Taka decyzja została podjęta między innymi w związku z podważaniem przez władzę PiS niezależności sądów. Akceptacji polskiego KPO nie pomogło także stanowisko Trybunału Konstytucyjnego pod przewodnictwem Julii Przyłębskiej, według którego polskie prawo krajowe jest nadrzędne nad europejskim.
Polska wciąż jako jeden z nielicznych krajów nie ma więc zatwierdzonego swojego KPO. Pierwsze pieniądze płyną już do ponad 20 krajów. 15 listopada politycy największych frakcji Parlamentu Europejskiego wystosowali list do Ursuli von der Leyen, w którym domagają się twardego stanowiska Komisji Europejskiej ws. polskiego KPO.
Widnieją pod nim podpisy przedstawicieli Europejskiej Partii Ludowej, Lewicy, Socjaldemokratów, Zielonych oraz skrajnej lewicy.
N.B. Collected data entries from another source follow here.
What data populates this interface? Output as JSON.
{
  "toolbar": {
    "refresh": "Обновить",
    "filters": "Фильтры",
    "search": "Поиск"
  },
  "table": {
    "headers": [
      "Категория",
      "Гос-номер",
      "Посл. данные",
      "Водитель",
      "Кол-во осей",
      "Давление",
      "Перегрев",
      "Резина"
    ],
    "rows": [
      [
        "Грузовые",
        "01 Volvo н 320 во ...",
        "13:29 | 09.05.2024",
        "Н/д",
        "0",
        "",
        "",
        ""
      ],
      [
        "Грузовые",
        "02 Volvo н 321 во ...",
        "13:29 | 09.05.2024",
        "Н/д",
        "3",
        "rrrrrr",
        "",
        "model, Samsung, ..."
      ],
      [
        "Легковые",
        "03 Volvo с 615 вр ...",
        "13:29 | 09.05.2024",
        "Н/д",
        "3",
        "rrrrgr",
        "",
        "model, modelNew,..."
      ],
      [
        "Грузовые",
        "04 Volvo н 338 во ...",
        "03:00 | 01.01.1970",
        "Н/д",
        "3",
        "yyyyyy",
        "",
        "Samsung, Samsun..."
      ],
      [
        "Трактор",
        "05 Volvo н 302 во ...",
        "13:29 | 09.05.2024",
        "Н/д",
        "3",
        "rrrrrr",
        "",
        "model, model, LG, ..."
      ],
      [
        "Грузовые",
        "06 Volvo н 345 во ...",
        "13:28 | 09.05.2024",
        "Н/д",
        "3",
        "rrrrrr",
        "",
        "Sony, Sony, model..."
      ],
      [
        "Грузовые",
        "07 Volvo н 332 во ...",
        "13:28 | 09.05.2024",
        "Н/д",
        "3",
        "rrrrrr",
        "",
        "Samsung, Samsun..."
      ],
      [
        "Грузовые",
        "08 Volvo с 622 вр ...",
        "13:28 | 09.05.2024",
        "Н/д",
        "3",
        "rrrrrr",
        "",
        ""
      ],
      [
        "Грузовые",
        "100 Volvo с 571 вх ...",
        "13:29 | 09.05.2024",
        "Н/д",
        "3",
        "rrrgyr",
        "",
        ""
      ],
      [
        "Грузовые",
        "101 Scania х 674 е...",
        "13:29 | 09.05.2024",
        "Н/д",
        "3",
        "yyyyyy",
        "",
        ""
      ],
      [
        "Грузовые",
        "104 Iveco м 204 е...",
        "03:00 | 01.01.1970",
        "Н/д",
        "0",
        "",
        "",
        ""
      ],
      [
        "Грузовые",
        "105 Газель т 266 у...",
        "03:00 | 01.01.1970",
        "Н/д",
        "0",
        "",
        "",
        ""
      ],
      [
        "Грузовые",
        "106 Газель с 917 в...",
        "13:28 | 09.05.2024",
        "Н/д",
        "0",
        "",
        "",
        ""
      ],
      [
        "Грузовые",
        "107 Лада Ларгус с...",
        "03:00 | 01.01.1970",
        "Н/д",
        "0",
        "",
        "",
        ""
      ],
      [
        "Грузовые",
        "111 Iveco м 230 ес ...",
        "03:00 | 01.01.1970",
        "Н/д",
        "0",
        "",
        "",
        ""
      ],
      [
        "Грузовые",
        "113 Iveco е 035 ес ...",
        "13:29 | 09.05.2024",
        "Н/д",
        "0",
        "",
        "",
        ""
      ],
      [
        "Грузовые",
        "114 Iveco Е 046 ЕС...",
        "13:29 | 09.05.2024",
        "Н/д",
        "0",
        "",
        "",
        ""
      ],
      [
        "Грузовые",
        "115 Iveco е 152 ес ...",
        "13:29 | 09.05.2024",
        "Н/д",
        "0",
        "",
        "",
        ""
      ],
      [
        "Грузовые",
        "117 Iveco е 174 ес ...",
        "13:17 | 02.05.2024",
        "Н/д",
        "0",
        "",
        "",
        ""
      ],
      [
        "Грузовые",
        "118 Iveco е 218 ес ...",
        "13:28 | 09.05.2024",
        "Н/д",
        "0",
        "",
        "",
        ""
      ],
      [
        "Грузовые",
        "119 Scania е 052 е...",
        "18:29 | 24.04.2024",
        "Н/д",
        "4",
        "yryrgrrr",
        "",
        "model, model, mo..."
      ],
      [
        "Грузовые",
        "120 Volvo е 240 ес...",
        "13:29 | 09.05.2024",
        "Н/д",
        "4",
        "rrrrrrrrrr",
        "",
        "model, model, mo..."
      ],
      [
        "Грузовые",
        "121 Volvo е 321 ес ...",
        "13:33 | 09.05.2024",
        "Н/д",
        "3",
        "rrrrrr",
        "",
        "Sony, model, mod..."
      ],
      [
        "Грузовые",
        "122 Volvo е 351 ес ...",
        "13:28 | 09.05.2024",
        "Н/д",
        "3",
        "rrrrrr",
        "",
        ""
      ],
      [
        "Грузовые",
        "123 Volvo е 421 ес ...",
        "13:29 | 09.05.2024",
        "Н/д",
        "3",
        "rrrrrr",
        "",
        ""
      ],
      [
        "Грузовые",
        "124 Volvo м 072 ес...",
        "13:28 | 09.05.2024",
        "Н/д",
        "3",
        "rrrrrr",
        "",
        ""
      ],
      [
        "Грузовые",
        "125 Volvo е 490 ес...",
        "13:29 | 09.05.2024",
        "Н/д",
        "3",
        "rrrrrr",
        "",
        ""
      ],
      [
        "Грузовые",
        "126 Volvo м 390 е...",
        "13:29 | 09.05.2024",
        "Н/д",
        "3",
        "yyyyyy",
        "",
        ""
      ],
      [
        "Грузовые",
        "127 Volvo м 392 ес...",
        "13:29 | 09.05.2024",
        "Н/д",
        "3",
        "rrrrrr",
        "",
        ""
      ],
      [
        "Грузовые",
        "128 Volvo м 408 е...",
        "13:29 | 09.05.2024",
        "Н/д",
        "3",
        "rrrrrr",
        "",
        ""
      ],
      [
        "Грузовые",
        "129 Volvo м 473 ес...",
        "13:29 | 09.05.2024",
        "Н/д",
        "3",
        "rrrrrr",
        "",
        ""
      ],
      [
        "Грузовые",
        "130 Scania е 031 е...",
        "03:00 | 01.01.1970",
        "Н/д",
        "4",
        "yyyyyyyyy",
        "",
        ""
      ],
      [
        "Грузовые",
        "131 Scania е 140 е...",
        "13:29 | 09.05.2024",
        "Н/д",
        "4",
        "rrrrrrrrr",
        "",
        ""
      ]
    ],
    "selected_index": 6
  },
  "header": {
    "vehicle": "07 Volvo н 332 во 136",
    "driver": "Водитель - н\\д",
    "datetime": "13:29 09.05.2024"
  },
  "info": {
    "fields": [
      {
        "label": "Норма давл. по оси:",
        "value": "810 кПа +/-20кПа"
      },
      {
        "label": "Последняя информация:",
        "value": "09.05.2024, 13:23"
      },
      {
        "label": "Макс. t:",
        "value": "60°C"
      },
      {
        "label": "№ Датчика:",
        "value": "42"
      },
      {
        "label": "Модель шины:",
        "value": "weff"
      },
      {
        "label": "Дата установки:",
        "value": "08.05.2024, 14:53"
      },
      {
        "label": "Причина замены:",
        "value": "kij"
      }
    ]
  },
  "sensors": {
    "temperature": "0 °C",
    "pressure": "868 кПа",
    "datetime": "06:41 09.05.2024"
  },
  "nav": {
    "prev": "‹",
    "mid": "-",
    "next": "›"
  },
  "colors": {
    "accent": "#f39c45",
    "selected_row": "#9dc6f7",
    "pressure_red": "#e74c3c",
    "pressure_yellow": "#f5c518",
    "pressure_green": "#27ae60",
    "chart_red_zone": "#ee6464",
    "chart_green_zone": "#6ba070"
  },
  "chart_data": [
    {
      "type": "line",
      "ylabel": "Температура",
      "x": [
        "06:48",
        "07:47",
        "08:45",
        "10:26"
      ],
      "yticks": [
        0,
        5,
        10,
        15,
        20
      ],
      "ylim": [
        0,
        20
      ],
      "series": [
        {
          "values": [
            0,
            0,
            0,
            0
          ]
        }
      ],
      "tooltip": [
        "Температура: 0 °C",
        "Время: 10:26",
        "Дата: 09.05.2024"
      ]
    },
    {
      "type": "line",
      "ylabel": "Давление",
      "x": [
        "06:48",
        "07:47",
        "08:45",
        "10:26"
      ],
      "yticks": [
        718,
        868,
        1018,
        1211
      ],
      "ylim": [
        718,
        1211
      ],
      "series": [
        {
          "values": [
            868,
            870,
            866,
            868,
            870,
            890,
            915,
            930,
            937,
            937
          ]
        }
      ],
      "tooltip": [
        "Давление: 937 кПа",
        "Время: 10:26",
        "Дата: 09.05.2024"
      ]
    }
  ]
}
Szefowie 5 frakcji PE nie chcą, by Bruksela wypłaciła Polsce pieniądze jednie w zamian za obietnice likwidacji Izby Dyscyplinarnej Sądu Najwyższego. Zdaniem europarlamentarzystów środki mogą popłynąć do Polski tylko wtedy, gdy izba rzeczywiście zostanie zlikwidowana.
"Rząd, który neguje prymat prawa UE i narusza zasady praworządności, nie można uznać za godny zaufania wypełniania zobowiązań i obowiązków wynikających z naszych instrumentów prawnych" – czytamy w liście. Ostateczną decyzję w tej sprawie podejmie osobiście szefowa Komisji Ursula von der Leyen.
Swój wymowny komentarz do całej sprawy zamieściła już na Twitterze europosłanka PiS Beata Szydło, która niejednokrotnie podkreślała w PE, że Polska to "praworządny i szanujący zasady europejskie kraj", który złożył KPO zgodnie z zasadami.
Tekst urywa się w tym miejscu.